QUERO NASCER, QUERO VIVER


A ADNews é a agência responsável pelo anúncio de lançamento de modelo da marca Jeep, o Compass, que utilizou a melodia da canção “Preciso me encontrar”, de Candeia. A canção, interpretada por Cartola, aparece em disco da Marcus Pereira, salvo engano de 1976.

Gosto da canção (muita gente gosta) e utilizei um verso seu (“quero nascer, quero viver”) como epígrafe de um livro de poemas (Ubá), em 1999. O mundo em que se é morto-vivo, realidade extrema, não merece menção explícita na letra da canção, que projeta com ênfase o renascimento idealizado, romântico, com aurora, água corrente e canto de pássaros.

No anúncio, é óbvio, tudo se reduz a andar por aí de jeep compass. Segundo informa a agência, o “conceito” do anúncio é “Feito no Brasil de tudo o que somos e tudo o que podemos ser”, que evidentemente não quer dizer coisa alguma, é uma quase-idéia, parasitária de alguma coisa com sentido que leram algum dia em algum lugar.

Sobre a canção de Candeia, o release da ADNews diz que se trata de “ uma ode à busca do ser humano por significado”. Esse ser humano é todo mundo em qualquer tempo e lugar. Um plano de universalidade que esvazia o caráter histórico que me interessa. Sou muito limitado e considero essas generalizações claros sinais de uma disposição do intérprete de fugir do contexto. Que vida não significa exatamente viver, no contexto que produziu esse discurso?

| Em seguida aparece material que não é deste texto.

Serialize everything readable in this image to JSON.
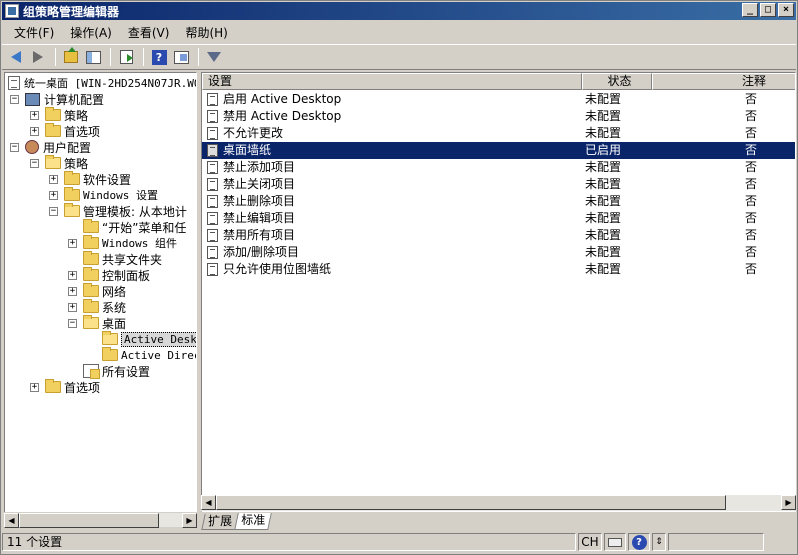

Na mesma década de setenta, Martinho da Vila fez “Assim não, Zambi”, que conhecemos na voz de Clementina de Jesus. Vejamos os versos, pensando na recusa radical, no grito da alma que se faz ouvir na canção de Candeia ( “quero nascer, quero viver”). O que é latência e implícito em Candeia se escancara nos versos de Martinho da Vila:

“Quando eu morrer/vou bater lá na porta do céu/e vou falar pra São Pedro/que ninguém quer essa vida cruel./Eu não quero essa vida não Zambi/Ninguém quer essa vida assim não Zambi./Eu não quero as crianças roubando/a velinha esmolando uma xepa na feira/ Eu não quero esse medo estampado/na cara duns nego sem eira nem beira./Abre as cadeias/pros inocentes/dá liberdade pros homens de opinião./Quando um nego tá morto de fome/um outro não tem o que comer/Quando um nego tá num pau de arara/tem nego penando num outro sofrer/Eu não quero essa vida assim não Zambi/Ninguém quer essa vida assim não Zambi”.

É claro que vistas as coisas assim, a recusa tem uma dimensão coletiva (um nego e outro nego, idosos e crianças) e a busca do ser humano por significado tem necessariamente um caráter coletivo. A propósito, é bom lembrarmos que “não quero essa vida cruel”, significa alusão ao derramamento de sangue, consequência das agressões violentas que atingem a população negra. Cruel vem do latim “cruor, cruoris”, é sangue derramado.

Voltemos ao anúncio, onde aparece um negro boiando. Sim, ele não dirige o jeep, ele não acompanha quem dirige o jeep. Parece alguém que passa no momento de gravação do anúncio sem vinculação com os outros personagens, nem com a mercadoria anunciada.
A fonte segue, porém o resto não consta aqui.